# Want some l,t,p,o with that burger?



## french fries (Sep 5, 2008)

For the first time today I saw a menu where the burger description was something like:

*Bacon Burger* (1/3lbs angus beef, cheddar, bacon, l,t,p,o)

I had never seen that before and while I didn't have to think too long to understand "l, t", it took me a few more seconds to guess what "p, o" meant.

Just wondering: is that a pretty standard description, or was the restaurant just assuming everyone would know what those initials mean?


----------



## wlong (Aug 2, 2011)

I'm a burger fan and the meaning of the letters popped right out, BUT I would think some people would ask what it means.  It would not be a good description of the toppings IMHO.


----------



## kaiquekuisine (Apr 11, 2013)

Does it stand for lettuce, tomato, pickles and onion <_<.

I eat burgers, kinda standard topping i assume, but it took me 5 seconds to figure it out.
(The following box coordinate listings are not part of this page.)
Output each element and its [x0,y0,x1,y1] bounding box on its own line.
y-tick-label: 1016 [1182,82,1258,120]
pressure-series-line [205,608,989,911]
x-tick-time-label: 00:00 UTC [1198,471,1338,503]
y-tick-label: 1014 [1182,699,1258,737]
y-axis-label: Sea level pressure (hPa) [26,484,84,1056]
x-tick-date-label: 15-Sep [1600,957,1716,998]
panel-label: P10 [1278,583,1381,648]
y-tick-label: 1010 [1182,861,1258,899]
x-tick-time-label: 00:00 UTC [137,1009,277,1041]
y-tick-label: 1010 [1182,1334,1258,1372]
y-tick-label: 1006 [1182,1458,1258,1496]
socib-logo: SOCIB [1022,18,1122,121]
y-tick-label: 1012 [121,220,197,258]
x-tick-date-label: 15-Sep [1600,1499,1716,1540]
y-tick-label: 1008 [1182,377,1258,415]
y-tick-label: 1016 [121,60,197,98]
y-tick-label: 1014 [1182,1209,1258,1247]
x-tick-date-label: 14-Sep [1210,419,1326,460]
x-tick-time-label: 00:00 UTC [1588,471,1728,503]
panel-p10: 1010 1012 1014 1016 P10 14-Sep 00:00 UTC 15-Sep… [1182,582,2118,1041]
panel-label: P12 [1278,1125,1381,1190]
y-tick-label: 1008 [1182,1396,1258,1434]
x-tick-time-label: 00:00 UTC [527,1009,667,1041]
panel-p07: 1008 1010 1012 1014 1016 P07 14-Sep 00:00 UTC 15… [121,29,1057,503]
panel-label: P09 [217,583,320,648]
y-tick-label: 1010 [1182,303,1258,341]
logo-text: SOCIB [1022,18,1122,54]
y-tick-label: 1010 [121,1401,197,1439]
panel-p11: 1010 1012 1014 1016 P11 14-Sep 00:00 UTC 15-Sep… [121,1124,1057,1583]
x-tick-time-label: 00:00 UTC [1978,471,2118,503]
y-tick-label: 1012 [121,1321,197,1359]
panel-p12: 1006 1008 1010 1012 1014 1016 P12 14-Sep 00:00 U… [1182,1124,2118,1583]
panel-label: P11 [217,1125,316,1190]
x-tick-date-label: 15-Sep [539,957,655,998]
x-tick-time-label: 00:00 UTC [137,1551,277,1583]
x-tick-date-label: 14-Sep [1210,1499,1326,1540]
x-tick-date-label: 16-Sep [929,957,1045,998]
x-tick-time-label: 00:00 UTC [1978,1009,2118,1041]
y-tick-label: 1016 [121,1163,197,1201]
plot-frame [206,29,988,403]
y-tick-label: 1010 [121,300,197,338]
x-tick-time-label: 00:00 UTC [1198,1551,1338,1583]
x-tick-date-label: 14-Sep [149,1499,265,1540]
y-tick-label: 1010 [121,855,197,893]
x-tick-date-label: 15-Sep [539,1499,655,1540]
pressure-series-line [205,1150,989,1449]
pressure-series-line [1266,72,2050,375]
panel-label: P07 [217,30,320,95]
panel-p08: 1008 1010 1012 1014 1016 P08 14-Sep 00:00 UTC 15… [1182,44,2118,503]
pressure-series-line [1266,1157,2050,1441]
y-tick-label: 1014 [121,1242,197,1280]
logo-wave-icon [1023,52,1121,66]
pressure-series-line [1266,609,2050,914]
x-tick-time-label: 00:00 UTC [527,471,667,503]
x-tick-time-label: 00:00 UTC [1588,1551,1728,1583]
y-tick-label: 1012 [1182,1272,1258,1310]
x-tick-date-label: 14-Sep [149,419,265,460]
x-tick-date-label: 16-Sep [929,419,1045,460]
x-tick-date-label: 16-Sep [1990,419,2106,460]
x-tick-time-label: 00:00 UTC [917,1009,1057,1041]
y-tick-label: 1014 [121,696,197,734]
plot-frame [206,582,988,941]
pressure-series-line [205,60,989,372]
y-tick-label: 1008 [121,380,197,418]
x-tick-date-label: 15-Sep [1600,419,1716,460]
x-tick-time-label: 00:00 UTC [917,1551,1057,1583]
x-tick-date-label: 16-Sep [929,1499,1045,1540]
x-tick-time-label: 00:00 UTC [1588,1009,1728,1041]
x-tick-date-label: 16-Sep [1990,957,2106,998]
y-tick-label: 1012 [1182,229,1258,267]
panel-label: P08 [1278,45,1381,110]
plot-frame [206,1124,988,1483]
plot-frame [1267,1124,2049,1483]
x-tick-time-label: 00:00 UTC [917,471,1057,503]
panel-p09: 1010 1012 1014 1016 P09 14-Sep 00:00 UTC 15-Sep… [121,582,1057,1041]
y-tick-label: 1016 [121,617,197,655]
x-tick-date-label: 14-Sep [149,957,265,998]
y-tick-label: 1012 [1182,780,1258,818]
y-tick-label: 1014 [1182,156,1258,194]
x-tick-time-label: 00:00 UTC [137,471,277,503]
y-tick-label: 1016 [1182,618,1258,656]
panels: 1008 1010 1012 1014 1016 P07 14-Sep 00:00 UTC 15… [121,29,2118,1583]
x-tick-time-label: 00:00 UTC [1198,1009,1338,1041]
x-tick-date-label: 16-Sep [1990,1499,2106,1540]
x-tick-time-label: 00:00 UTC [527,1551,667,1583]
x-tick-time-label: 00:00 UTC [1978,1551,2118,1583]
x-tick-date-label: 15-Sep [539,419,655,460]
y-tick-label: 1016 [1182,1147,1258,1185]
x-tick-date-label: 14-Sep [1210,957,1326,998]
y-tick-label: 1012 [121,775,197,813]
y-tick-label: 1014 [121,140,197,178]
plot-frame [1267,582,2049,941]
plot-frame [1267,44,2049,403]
At a restaurant i would confirm what those letters meant, the waiter would most likley respond in a snarky manner, thinking im an idiot for confirming something that seems obvious and would lose his tip... /img/vbsmilies/smilies/rolleyes.gif

I don´t think it´s smart to have that on a menu. It would save time, and be more simple just listing the full names of things.


----------



## cerise (Jul 5, 2013)

How about some FF with that? lol I had to think about the _Pi_ckle for a bit.


----------



## pete (Oct 7, 2001)

In the restaurant and catering business, at least at places I've worked, we use that designation quite a bit, but it was always back-of-house talk, not something that was put on a menu.  Mostly used it in catering where LTPO referred to a platter of those condiments placed on a sandwich buffet, as in, "Hey Joe, the buffet is getting hit hard, send out another tray of meat and an LTPO!"


----------



## french fries (Sep 5, 2008)

Pete said:


> In the restaurant and catering business, at least at places I've worked, we use that designation quite a bit, but it was always back-of-house talk, not something that was put on a menu. Mostly used it in catering where LTPO referred to a platter of those condiments placed on a sandwich buffet, as in, "Hey Joe, the buffet is getting hit hard, send out another tray of meat and an LTPO!"


Ah cool I didn't realize it came from the back of house lingo.


----------



## maryb (Mar 21, 2008)

Was actually used at the McDonalds I worked at back in the early 80's, same thing back in the kitchen.


----------